Duane Thompson, the managing director of FPA, says he sees a clear trend towards the acceptance of a universal fiduciary standard. He points to the Certified Financial Planner board's decision to require any advisor with the CFP designation who provides financial planning services to clients to act as a fiduciary, whether they are registered representatives or investment advisors. This designation, he says, is also valued by the wirehouses and they've provided financial incentives to encourage their advisors to obtain it.

...And in the Suitability Corner

The Securities Industry and Financial Markets Association, the industry's lobby group, is the leading opponent to the universal fiduciary standard.
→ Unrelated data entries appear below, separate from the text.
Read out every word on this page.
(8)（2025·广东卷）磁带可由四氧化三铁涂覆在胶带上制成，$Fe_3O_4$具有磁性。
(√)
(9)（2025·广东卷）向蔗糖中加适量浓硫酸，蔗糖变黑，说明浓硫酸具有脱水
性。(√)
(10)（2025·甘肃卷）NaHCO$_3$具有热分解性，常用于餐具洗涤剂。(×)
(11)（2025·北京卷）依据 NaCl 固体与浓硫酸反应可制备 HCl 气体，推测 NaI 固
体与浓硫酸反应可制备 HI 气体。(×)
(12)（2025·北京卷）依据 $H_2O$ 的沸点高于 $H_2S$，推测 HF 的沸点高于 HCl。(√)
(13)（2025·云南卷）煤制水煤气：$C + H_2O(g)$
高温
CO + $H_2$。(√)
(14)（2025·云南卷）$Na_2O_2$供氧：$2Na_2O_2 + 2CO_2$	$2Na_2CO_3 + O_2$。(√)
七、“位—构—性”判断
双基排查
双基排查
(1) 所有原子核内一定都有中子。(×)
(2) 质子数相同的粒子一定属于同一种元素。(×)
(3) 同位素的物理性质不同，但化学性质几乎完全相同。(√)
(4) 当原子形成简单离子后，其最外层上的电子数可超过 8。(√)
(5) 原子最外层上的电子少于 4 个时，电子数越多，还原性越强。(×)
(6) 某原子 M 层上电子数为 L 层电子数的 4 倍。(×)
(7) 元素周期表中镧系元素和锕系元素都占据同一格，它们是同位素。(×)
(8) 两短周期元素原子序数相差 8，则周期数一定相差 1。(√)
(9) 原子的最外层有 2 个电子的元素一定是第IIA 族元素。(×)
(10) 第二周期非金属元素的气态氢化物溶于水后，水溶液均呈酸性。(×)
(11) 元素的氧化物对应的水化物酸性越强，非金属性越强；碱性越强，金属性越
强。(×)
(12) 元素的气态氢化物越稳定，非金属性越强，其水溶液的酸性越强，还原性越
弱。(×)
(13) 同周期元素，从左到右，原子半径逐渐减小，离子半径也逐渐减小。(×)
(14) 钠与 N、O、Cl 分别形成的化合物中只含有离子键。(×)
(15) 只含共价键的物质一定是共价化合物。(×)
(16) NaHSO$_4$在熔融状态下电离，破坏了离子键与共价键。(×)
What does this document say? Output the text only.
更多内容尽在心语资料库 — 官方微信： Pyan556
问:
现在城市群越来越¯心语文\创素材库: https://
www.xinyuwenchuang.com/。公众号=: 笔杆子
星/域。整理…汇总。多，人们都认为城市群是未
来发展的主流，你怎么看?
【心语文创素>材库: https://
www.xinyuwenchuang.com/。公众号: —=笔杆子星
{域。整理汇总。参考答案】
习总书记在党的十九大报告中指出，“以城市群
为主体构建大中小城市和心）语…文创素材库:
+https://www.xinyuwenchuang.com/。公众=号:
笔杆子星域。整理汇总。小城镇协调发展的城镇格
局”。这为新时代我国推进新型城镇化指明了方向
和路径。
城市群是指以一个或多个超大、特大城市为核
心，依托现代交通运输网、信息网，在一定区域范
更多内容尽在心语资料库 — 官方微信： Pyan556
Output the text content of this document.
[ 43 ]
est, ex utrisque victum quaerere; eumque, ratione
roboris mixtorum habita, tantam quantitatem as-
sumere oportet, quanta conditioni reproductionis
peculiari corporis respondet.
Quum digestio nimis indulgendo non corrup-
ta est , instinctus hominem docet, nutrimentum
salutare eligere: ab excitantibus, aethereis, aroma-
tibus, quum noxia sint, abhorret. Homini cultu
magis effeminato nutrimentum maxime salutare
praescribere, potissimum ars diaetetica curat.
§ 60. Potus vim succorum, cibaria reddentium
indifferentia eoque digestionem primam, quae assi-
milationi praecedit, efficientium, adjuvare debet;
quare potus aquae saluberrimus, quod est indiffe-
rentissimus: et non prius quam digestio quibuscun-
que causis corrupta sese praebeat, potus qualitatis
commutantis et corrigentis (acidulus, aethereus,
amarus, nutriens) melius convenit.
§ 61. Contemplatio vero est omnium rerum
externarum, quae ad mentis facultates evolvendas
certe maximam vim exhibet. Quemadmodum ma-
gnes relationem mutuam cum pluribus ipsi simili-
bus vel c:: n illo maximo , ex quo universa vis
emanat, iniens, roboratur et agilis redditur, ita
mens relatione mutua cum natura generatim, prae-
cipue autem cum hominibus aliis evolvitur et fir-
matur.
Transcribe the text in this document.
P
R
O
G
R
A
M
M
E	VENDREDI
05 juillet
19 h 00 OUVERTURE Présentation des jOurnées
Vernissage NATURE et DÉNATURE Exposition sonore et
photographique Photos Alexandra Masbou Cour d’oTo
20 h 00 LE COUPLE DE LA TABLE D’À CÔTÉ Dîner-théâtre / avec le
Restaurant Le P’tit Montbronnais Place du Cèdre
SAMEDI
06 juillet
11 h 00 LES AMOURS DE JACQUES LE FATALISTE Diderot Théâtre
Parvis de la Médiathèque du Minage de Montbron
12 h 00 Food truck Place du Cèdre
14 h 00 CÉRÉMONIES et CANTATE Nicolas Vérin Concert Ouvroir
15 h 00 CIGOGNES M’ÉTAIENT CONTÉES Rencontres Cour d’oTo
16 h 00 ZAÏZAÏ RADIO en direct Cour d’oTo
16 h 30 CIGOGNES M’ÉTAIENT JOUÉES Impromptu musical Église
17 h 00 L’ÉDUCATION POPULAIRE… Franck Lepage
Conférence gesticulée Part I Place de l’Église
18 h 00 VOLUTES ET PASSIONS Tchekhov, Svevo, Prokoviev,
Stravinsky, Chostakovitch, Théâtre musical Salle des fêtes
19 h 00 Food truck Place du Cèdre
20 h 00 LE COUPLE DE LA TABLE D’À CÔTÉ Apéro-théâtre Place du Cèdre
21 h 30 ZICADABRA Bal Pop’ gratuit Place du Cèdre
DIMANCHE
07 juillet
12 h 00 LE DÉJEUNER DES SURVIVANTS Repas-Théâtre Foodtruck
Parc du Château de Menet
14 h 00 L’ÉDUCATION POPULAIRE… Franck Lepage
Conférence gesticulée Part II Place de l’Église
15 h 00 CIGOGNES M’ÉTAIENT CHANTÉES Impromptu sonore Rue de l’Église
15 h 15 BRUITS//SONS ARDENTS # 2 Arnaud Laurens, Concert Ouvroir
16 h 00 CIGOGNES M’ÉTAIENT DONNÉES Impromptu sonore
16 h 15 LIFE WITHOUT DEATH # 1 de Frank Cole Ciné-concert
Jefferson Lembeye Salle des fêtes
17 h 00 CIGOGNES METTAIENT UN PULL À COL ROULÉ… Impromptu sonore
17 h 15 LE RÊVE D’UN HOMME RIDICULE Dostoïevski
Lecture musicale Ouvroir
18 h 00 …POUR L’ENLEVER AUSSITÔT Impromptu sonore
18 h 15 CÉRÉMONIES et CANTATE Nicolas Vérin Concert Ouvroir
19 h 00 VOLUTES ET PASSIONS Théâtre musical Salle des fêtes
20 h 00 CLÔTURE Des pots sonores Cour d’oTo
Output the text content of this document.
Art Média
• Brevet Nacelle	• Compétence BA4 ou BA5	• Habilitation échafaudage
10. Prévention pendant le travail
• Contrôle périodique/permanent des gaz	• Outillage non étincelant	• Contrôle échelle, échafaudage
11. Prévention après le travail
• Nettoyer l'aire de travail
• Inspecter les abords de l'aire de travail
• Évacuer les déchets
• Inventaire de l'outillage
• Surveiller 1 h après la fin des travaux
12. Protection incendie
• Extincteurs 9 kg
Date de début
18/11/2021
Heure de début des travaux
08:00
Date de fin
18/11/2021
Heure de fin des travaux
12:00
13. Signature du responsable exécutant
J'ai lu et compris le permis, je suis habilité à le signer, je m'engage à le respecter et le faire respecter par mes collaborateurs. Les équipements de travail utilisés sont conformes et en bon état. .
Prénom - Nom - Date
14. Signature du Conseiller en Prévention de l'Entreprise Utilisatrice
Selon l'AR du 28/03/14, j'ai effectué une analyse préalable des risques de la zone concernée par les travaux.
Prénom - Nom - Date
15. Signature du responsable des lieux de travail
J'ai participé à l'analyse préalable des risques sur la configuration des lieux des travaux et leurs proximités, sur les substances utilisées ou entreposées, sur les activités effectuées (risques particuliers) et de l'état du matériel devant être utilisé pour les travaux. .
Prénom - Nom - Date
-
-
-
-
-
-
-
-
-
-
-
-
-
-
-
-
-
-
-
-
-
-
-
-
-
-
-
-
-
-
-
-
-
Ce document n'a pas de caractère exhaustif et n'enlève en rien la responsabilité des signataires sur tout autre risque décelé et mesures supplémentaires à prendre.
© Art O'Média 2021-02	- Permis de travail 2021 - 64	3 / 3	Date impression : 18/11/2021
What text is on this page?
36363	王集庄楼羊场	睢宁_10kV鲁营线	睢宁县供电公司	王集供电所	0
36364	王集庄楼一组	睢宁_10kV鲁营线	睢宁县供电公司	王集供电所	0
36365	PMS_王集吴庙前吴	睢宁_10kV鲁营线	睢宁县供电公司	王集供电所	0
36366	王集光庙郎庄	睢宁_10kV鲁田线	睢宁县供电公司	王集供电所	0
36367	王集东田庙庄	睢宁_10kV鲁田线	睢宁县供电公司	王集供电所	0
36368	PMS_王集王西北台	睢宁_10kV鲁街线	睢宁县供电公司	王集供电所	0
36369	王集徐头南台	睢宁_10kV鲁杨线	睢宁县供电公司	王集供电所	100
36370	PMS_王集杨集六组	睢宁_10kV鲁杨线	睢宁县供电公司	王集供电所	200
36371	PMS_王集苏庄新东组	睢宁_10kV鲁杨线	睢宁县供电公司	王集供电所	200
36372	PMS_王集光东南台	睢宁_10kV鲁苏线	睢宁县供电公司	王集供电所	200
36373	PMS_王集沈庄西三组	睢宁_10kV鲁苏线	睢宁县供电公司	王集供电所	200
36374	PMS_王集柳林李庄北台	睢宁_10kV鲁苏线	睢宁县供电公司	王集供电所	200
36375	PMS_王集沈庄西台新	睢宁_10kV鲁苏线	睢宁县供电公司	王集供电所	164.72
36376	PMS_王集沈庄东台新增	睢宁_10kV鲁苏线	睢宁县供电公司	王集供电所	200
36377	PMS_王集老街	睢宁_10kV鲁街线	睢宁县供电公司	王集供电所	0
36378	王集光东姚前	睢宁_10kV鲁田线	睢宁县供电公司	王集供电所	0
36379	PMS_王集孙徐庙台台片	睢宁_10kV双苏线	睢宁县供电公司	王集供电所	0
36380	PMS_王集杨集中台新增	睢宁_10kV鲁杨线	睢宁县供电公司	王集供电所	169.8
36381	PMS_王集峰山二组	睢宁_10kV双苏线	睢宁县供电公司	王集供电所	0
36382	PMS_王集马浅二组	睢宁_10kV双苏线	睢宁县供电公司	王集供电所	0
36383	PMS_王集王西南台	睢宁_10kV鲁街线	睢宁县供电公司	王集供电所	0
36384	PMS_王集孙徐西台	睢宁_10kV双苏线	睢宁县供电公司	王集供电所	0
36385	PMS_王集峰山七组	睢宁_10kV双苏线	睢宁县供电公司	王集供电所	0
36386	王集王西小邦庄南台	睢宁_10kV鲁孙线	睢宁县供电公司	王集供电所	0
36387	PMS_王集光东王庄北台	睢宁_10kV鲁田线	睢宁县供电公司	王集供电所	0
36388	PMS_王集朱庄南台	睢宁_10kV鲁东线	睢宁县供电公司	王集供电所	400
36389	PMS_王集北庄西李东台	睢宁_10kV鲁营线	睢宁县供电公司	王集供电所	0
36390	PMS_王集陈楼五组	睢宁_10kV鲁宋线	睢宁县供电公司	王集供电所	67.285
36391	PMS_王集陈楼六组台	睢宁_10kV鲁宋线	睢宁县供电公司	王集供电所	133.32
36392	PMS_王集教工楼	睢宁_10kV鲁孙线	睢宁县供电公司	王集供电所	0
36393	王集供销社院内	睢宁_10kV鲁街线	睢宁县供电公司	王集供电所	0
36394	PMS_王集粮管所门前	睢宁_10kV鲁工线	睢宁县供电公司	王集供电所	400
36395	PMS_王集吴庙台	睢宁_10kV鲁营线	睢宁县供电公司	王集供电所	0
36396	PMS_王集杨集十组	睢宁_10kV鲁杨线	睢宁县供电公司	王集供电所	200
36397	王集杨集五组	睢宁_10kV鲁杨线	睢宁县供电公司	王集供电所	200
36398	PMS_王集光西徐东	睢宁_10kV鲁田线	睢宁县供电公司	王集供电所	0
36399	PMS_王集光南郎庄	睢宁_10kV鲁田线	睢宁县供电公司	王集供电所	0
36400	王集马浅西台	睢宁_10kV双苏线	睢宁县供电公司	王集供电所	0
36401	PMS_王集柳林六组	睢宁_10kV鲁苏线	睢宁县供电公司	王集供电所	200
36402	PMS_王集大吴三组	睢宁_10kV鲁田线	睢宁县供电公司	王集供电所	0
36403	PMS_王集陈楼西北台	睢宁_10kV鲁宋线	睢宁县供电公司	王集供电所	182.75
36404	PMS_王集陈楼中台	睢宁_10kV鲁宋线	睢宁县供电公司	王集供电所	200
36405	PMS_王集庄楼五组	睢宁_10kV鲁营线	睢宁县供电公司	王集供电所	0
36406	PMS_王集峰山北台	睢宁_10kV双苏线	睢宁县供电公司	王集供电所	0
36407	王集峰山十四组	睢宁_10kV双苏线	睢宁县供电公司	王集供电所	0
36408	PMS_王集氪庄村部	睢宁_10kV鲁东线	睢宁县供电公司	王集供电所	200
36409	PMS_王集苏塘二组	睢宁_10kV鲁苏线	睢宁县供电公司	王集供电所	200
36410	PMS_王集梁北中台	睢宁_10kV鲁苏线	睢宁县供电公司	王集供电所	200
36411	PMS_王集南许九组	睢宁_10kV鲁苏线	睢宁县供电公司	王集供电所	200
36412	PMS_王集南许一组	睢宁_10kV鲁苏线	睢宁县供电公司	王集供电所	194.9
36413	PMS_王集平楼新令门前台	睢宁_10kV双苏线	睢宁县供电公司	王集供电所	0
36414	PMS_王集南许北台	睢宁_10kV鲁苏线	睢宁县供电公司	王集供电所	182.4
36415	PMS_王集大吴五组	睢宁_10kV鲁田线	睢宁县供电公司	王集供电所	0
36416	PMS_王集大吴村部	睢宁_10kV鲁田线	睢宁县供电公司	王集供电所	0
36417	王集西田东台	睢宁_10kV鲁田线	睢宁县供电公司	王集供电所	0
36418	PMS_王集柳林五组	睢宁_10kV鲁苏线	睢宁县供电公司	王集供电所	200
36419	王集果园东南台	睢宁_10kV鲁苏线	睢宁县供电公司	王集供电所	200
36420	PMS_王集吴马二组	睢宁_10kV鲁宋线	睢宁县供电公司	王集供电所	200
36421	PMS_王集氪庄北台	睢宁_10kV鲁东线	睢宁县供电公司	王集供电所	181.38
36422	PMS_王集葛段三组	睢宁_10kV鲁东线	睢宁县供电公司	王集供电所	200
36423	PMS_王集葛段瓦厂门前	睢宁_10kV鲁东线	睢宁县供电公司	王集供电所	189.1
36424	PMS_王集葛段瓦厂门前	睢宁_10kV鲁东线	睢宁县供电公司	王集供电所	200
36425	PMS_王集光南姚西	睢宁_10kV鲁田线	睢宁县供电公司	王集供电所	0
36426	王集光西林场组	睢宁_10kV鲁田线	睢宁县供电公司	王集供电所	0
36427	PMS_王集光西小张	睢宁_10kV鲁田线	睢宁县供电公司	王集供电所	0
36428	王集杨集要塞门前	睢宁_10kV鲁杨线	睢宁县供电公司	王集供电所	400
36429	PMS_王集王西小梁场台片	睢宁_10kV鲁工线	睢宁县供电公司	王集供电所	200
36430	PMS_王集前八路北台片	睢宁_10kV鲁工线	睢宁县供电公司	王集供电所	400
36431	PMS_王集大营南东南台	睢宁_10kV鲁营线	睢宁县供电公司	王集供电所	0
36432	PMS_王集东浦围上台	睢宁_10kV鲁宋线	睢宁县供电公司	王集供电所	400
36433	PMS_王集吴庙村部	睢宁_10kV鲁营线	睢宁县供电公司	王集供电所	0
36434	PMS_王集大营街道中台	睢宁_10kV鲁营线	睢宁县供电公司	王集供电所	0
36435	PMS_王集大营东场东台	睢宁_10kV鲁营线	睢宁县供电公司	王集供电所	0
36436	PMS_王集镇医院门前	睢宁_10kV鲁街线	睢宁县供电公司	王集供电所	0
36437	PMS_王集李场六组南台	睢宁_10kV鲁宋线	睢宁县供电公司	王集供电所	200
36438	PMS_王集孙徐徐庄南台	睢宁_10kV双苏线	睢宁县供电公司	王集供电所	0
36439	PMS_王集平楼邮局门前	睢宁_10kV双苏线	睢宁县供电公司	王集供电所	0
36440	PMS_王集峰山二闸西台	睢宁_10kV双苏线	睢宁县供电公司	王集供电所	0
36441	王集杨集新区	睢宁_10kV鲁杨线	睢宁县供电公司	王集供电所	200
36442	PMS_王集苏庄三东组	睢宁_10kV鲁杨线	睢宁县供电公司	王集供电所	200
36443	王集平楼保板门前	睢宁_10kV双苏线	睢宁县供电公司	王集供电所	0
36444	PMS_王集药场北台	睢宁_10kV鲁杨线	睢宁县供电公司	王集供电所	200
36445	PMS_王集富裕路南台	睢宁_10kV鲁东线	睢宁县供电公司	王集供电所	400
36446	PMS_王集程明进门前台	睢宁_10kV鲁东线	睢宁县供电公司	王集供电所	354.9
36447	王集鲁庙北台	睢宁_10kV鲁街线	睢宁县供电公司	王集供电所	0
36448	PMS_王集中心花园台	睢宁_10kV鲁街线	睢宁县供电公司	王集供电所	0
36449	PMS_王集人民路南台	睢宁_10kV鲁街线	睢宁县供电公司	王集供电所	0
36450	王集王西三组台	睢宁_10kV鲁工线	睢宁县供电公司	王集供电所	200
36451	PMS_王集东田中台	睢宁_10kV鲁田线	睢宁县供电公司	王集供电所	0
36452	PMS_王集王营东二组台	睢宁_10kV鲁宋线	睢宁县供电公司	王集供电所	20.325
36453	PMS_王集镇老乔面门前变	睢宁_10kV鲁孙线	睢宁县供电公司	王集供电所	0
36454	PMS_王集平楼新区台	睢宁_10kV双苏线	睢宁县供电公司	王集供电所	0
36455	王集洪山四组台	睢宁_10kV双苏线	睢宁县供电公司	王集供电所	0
In his testimony before Congress, SIFMA's president and CEO, Timothy Ryan, agreed that all advisors should be brought under one regulatory standard but said that labels like fiduciary and suitability confuse the investing public. Instead, "SIFMA recommends the adoption of a 'universal standard of care' that...expresses in plain English, the fundamental principles of fair dealing that individual investors can expect from all of their financial services providers," Ryan told the Committee.

What this "universal standard of care" would mean in practice remains unclear. It provoked an outcry from the pro-fiduciary camp, which feared that it would lead to a watering down of the fiduciary standard and simply hold advisors to a duty of "fair dealing."

But if you move out of the Beltway to the advisors on the frontlines, you'll find plenty of confusion as to how a fiduciary standard could be applied to a commission-based business.

Paul Tolley, the chief compliance officer for Waltham, Mass.-based Commonwealth Financial Network, says a number of details need to be explained. "There's nothing wrong with a commission-based business," Tolley says. "It serves a purpose in our industry," he adds. "But there's an inherent conflict when someone earns a commission on sales that makes it difficult to apply a fiduciary standard."